3. Then analyze the outline for truthful premises and valid inferences.
This is really tedious but it provides a systematic way to identify a cogent argument. Using it you can pinpoint reasons for disagreement. In principle, arguments can be rejected, iterated, or accepted on the basis of the analysis.
"<estimate id="35" source="Joe EA" topic="AGI">By <time>2032</time>, we should expect AGI have <odds type="development">1:50</odds> odds of creation and <odds type="extinction">1:2</odds> odds of killing us all.<estimate>"
Those tags let software aggregate predictions or facilitate meta-analysis of competing estimates. Not as tedious to use software rather than do this manually, but human experts might do a more reliable job. You can use tagsets for anything:guiding follow-up questions, metadata about sources, argument structure records, etc.
Have you seen the story about the guy who got stuck in the elevator at work? He got stuck in an elevator, and so the story goes, he sent out a slack message saying, "Hey guys, I am stuck in an elevator, can I get some help?" and a slack bot wrote back right away and said, "Consider using the more gender-appropriate term 'folks' or 'people' instead of 'guys'." So the guy sent out another message, saying "Hey folks, I am stuck in an elevator, can I get some help?"
Anyway, people don't seem to like subbing bots for people on forums, but I can see it being useful for when someone says that "This cause doesn't seem feasible", and the bot replies, "Do you mean that the cause doesn't seem tractable? If so, consider using the term 'tractable' to facilitate discussion of charitable causes using the ITN framework."

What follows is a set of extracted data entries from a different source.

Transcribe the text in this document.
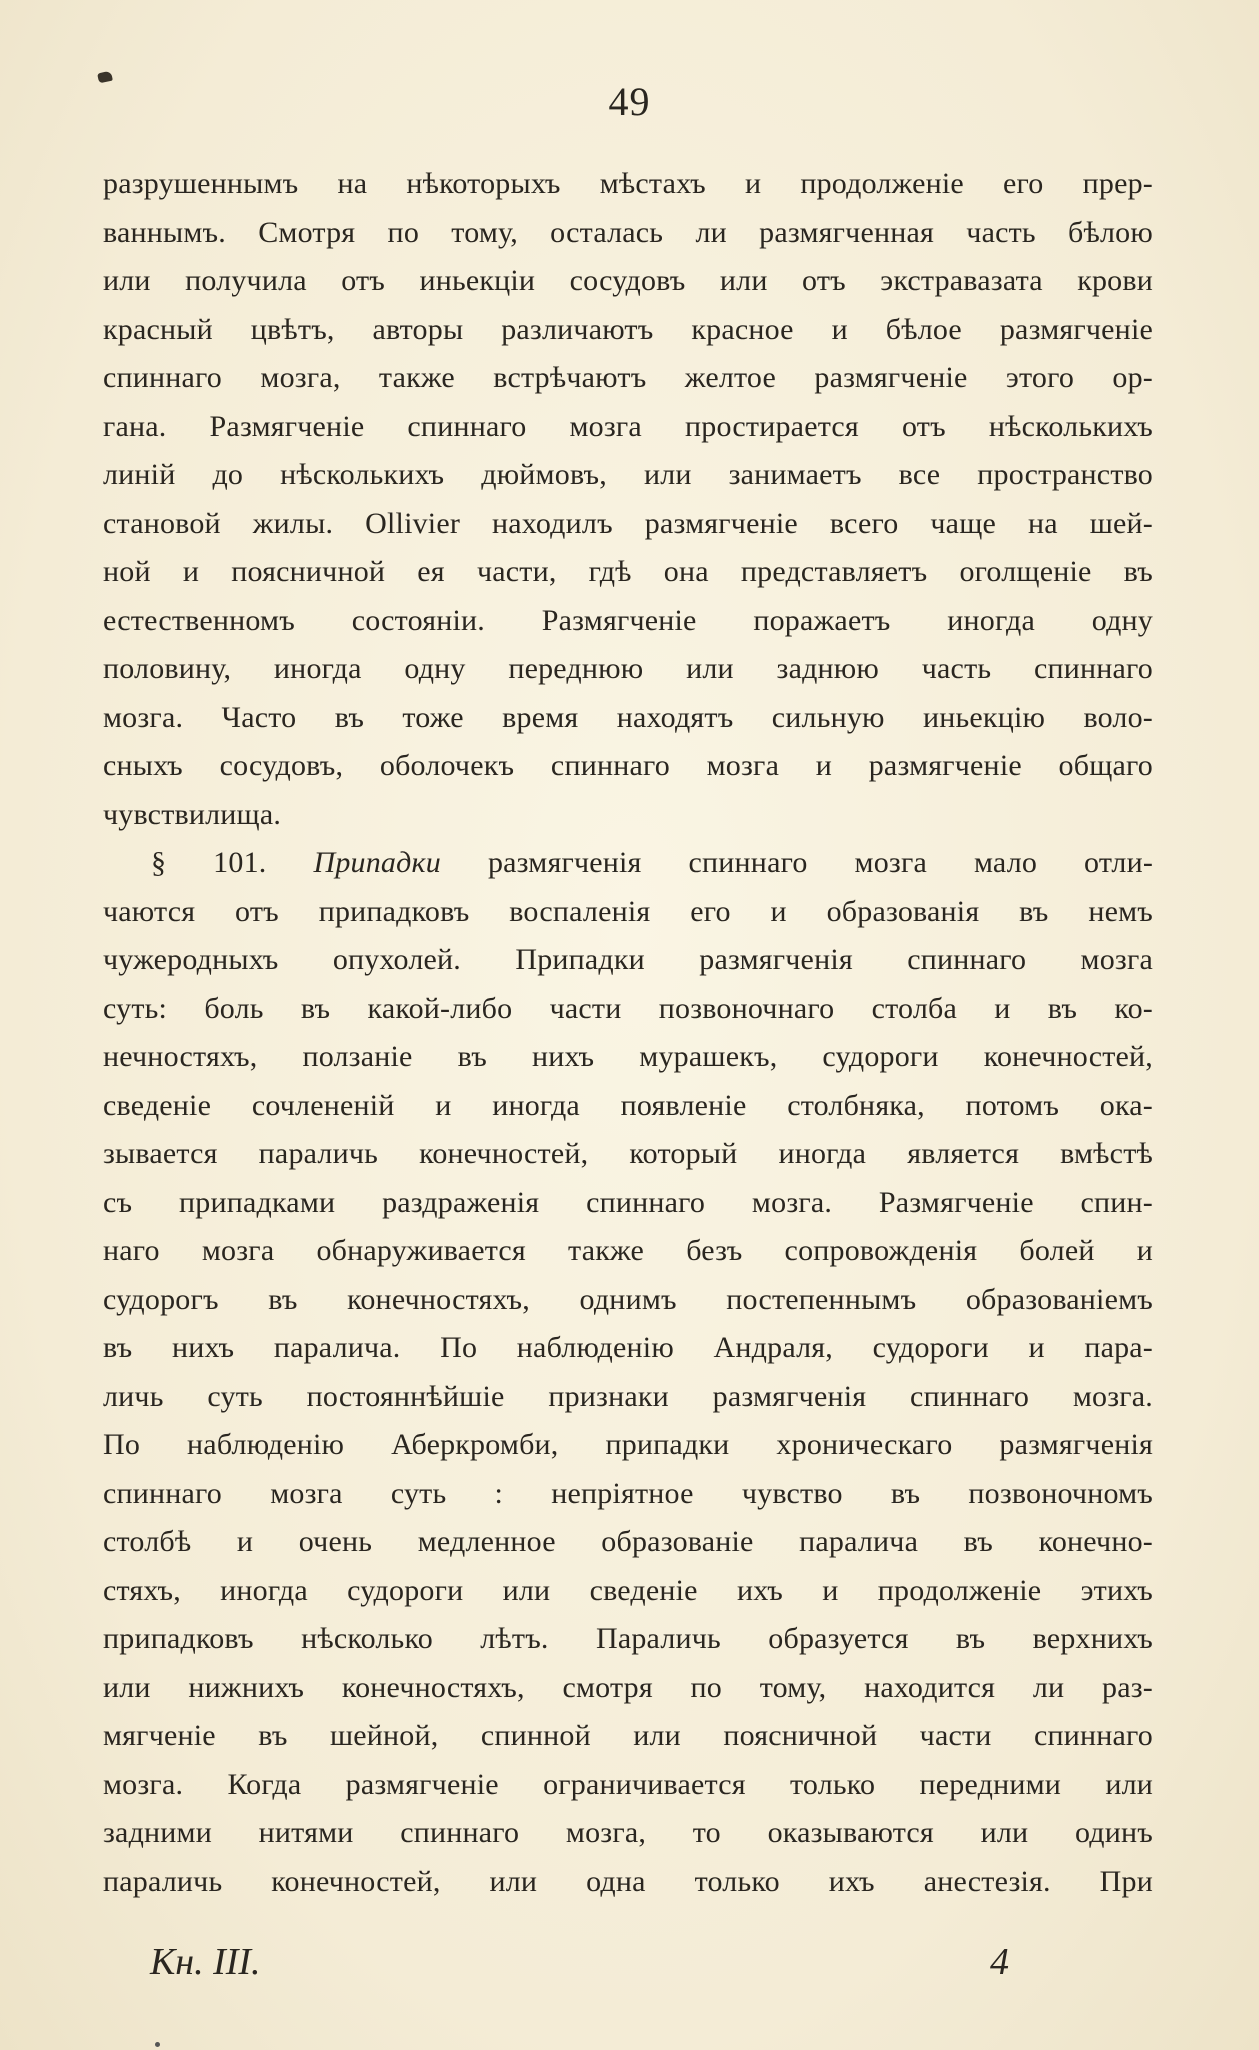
49
разрушеннымъ на нѣкоторыхъ мѣстахъ и продолженіе его прер-
ваннымъ. Смотря по тому, осталась ли размягченная часть бѣлою
или получила отъ иньекціи сосудовъ или отъ экстравазата крови
красный цвѣтъ, авторы различаютъ красное и бѣлое размягченіе
спиннаго мозга, также встрѣчаютъ желтое размягченіе этого ор-
гана. Размягченіе спиннаго мозга простирается отъ нѣсколькихъ
линій до нѣсколькихъ дюймовъ, или занимаетъ все пространство
становой жилы. Ollivier находилъ размягченіе всего чаще на шей-
ной и поясничной ея части, гдѣ она представляетъ оголщеніе въ
естественномъ состояніи. Размягченіе поражаетъ иногда одну
половину, иногда одну переднюю или заднюю часть спиннаго
мозга. Часто въ тоже время находятъ сильную иньекцію воло-
сныхъ сосудовъ, оболочекъ спиннаго мозга и размягченіе общаго
чувствилища.
§ 101. Припадки размягченія спиннаго мозга мало отли-
чаются отъ припадковъ воспаленія его и образованія въ немъ
чужеродныхъ опухолей. Припадки размягченія спиннаго мозга
суть: боль въ какой-либо части позвоночнаго столба и въ ко-
нечностяхъ, ползаніе въ нихъ мурашекъ, судороги конечностей,
сведеніе сочлененій и иногда появленіе столбняка, потомъ ока-
зывается параличь конечностей, который иногда является вмѣстѣ
съ припадками раздраженія спиннаго мозга. Размягченіе спин-
наго мозга обнаруживается также безъ сопровожденія болей и
судорогъ въ конечностяхъ, однимъ постепеннымъ образованіемъ
въ нихъ паралича. По наблюденію Андраля, судороги и пара-
личь суть постояннѣйшіе признаки размягченія спиннаго мозга.
По наблюденію Аберкромби, припадки хроническаго размягченія
спиннаго мозга суть : непріятное чувство въ позвоночномъ
столбѣ и очень медленное образованіе паралича въ конечно-
стяхъ, иногда судороги или сведеніе ихъ и продолженіе этихъ
припадковъ нѣсколько лѣтъ. Параличь образуется въ верхнихъ
или нижнихъ конечностяхъ, смотря по тому, находится ли раз-
мягченіе въ шейной, спинной или поясничной части спиннаго
мозга. Когда размягченіе ограничивается только передними или
задними нитями спиннаго мозга, то оказываются или одинъ
параличь конечностей, или одна только ихъ анестезія. При
Кн. III.	4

or for that particularly vulgar post that someone might someday write:
"I noticed that you used 28 cuss words in your post. Please consider editing your post to remove some of those. While you have not violated an absolute rule, 28 is a lot. Please bring that number down below 5 cuss words. Thank you." (I'm just making stuff up here, I'm not clear on rules about vulgarity in posts on this forum)
* epistemic status
* tl;dr
* importance
* tractability
* neglectedness
* closing comments
and the post form wouldn't let you submit the post until you filled out each section.
And there's more. As text analysis tools improve, I can see forums integrating them in to manage epistemic requirements for posts. More powerful AI could detect when argument forms are invalid, statements are vague, or claims are untrue (according to some body of knowledge).
I think the push right now is to get people to contribute posts to the forum, and I favor that rather than trying to force more structure or content into argumentative posts. The moderators seem to be active on the forum, and the norms here seem reasonable to me.
I think what sets the EA forum apart is the folks who choose to participate in the forum, there's a lot of posts that go up here and I like their focus (ethics, charity, ai, meta stuff about thinking).